Supreme Court OKs Virginia GOP's last-minute bid to purge alleged noncitizens from voter rolls


A divided Supreme Court on Wednesday ruled for Virginia Republicans, clearing the way for an election-eve purge of about 1,600 registered voters who were suspected of being noncitizens.

Over three dissents, the court granted an emergency appeal from Virginia’s attorney general and set aside rulings by a federal judge who called the last-minute purge a “clear violation” of federal law.

The justices did not explain their views. The majority consisted entirely of Republican appointees.

The three Democratic appointees — Justices Sonia Sotomayor, Elena Kagan and Ketanji Brown Jackson — said they voted to turn down the state’s appeal.

The decision is unlikely to affect any races in Virginia, but it showed the court’s conservatives are ready and willing to act on late-breaking appeals from Republicans.

They are due to rule later this week in a Pennsylvania case that could affect several thousand voters who mailed in ballots with errors on the envelope.

Last week, the Pennsylvania Supreme Court ruled that voters who made a mistake, such as failing to sign the envelope, could go to their polling place on election day and cast a provisional ballot that would be counted.

On Monday, the Republican National Committee filed an emergency appeal asking the Supreme Court to throw out the lower court’s ruling in the Pennsylvania case and hold that the voters in question had lost their right to cast a ballot.

The Virginia case involved the state’s belated effort to remove noncitizens from the voting rolls.

Virginia Gov. Glenn Youngkin, a Republican, called Wednesday’s decision “a victory for common sense and election fairness. Virginians can cast their ballots on election day knowing that Virginia’s elections are fair, secure, and free from politically motivated interference.”

The Harris-Walz campaign said in a statement that “every eligible voter has a right to cast their ballot and have their vote counted, and this ruling does not change that. Voting by noncitizens remains illegal under federal law.”

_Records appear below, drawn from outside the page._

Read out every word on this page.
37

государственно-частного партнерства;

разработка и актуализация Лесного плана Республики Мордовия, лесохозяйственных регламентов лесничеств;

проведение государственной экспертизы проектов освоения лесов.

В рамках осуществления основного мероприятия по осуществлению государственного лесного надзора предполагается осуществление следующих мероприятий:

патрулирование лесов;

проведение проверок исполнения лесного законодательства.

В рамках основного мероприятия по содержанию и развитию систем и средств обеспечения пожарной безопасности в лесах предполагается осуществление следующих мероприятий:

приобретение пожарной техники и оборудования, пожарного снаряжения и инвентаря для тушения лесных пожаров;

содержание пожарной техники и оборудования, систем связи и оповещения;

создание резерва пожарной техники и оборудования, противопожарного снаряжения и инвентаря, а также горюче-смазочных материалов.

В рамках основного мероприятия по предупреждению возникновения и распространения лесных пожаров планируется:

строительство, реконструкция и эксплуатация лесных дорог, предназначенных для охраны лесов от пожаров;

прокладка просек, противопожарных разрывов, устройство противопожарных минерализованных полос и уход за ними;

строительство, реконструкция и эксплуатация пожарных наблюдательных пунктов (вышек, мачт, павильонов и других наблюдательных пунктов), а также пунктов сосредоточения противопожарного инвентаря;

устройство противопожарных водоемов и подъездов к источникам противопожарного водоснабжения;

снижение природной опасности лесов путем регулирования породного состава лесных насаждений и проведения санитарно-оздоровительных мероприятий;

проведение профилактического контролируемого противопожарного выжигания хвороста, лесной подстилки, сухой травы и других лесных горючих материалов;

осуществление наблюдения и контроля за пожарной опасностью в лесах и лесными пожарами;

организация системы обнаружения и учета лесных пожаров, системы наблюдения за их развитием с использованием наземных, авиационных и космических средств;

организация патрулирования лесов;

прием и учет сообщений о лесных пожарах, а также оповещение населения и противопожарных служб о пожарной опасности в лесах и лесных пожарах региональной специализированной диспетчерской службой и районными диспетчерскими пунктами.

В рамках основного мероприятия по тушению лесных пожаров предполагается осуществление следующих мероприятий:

The Democratic campaign noted that Virginia has same-day registration so that “anyone improperly kicked off the voter rolls can reregister and vote that day.”

At issue in the legal dispute was not whether states may remove noncitizens from their voting rolls, but when they may do it.

Federal law says states may not “systematically remove” registered voters from the rolls in the 90 days before a federal election. Congress, in passing the law, said the danger is that voters will go to the polls on election day and discover they are no longer registered.

In early August, Youngkin issued an order to speed up the process of removing voters from the rolls who were flagged as possible noncitizens in state databases. They included residents or people with the same name who had checked a box when renewing their driver’s license that said they were noncitizens.

Shortly after voting rights advocates learned of the order, they discovered about two dozen longtime legal voters who had been wrongly removed from the rolls.

They sued along with the U.S. Justice Department, and a federal judge blocked Youngkin’s order on Oct. 18.

U.S. Judge Patricia Giles said the state’s data-based program is a “clear violation” of the National Voter Registration Act of 1993, and she ordered the state to restore the affected voters to the rolls. She noted, however, the state may cancel the registration of individuals who are shown to be noncitizens or otherwise ineligible.

In a 3-0 decision, the 4th Circuit Court refused to lift the judge’s order on Oct. 27.

Virginia’s state attorneys filed a fast-track appeal with the high court on Monday, arguing the federal law that forbids election-eve purges “does not even apply to the removal of noncitizens. … This election-eve injunction is thus based on legal error.”

Virginia Atty. Gen. Jason Miyares, a Republican, said it would violate “common sense” and “irreparably injure Virginia’s sovereignty” to keep noncitizens on the voting rolls.

U.S. Solicitor Gen. Elizabeth Prelogar had urged the court to deny the appeal. She said the state clearly violated a federal law “enacted to prevent the very type of 11th-hour disenfranchisement and confusion that [state officials] have caused here.”